Adjusted citation formats. Moved citation off of named theorems if possible.

src/topology/uniform/completion.tex

@@ -2,7 +2,7 @@
 \label{section:completion}
 
 
-\begin{definition}[Hausdorff Completion, {{\cite[Theorem 2.3.3]{Bourbaki}}}]
+\begin{definition}[Hausdorff Completion]
 \label{definition:hausdorff-completion}
     Let $(X, \fU)$ be a uniform space, then there exists a $(\wh X, \iota)$ such that:
     \begin{enumerate}
@@ -35,7 +35,7 @@
 
     The pair $(\wh X, \iota)$ is the \textbf{Hausdorff completion} of $X$.
 \end{definition}
-\begin{proof}
+\begin{proof}[Proof {{\cite[Theorem 2.3.3]{Bourbaki}}}. ]
     (1, Uniform), (4): Let $\wh X$ be the set of all minimal Cauchy filters on $X$. For each $V \in \fU$, let
     \[
     \wh V = \bracsn{(\fF, \mathfrak{G}) \in \wh X| \exists U \in \fF \cap \mathfrak{G}: U \times U \subset V}
@@ -89,7 +89,7 @@
     Since the mapping $(\iota \times \iota)^{-1}$ is a bijection between two bases of uniformities of $X$ and $\wh X$, it is sufficient to show that $\iota$ is injective. To this end, observe that for any $x, y \in X$, $\cn(x) = \cn(y)$ if and only if $x = y$ by (4) of \autoref{definition:hausdorff}.
 \end{proof}
 
-\begin{definition}[Associated Hausdorff Uniform Space, {{\cite[Proposition 2.8.16]{Bourbaki}}}]
+\begin{definition}[Associated Hausdorff Uniform Space]
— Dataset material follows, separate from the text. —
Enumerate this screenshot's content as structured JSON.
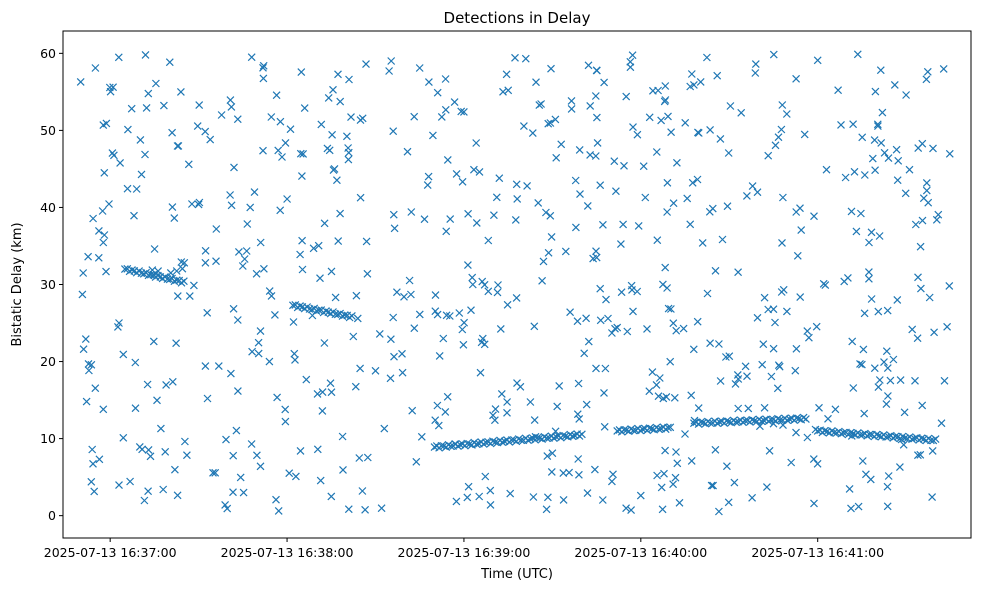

 \label{definition:associated-hausdorff}
     Let $(X, \fU)$ be a uniform space, then there exists $(X', i)$ such that:
     \begin{enumerate}
@@ -107,7 +107,7 @@
     \end{enumerate}
     known as the \textbf{Hausdorff uniform space associated with} $(X, \fU)$.
 \end{definition}
-\begin{proof}
+\begin{proof}[Proof {{\cite[Proposition 2.8.16]{Bourbaki}}}. ]
     Let $(\wh X, \iota)$ be the Hausdorff completion of $X$, $X' = \iota(X)$, and $i = \iota$, then $(X', i)$ satisfies (1) and (2).
 
     (U): Let $(\wh Y, \iota)$ be the Hausdorff completion of $Y$. Using \autoref{lemma:completion-of-hausdorff}, identify $Y$ as a subspace of $\wh Y$. By (U) of the Hausdorff completion, there exists a unique $\ol F \in UC(\wh X; \wh Y)$ such that the following diagram commutes: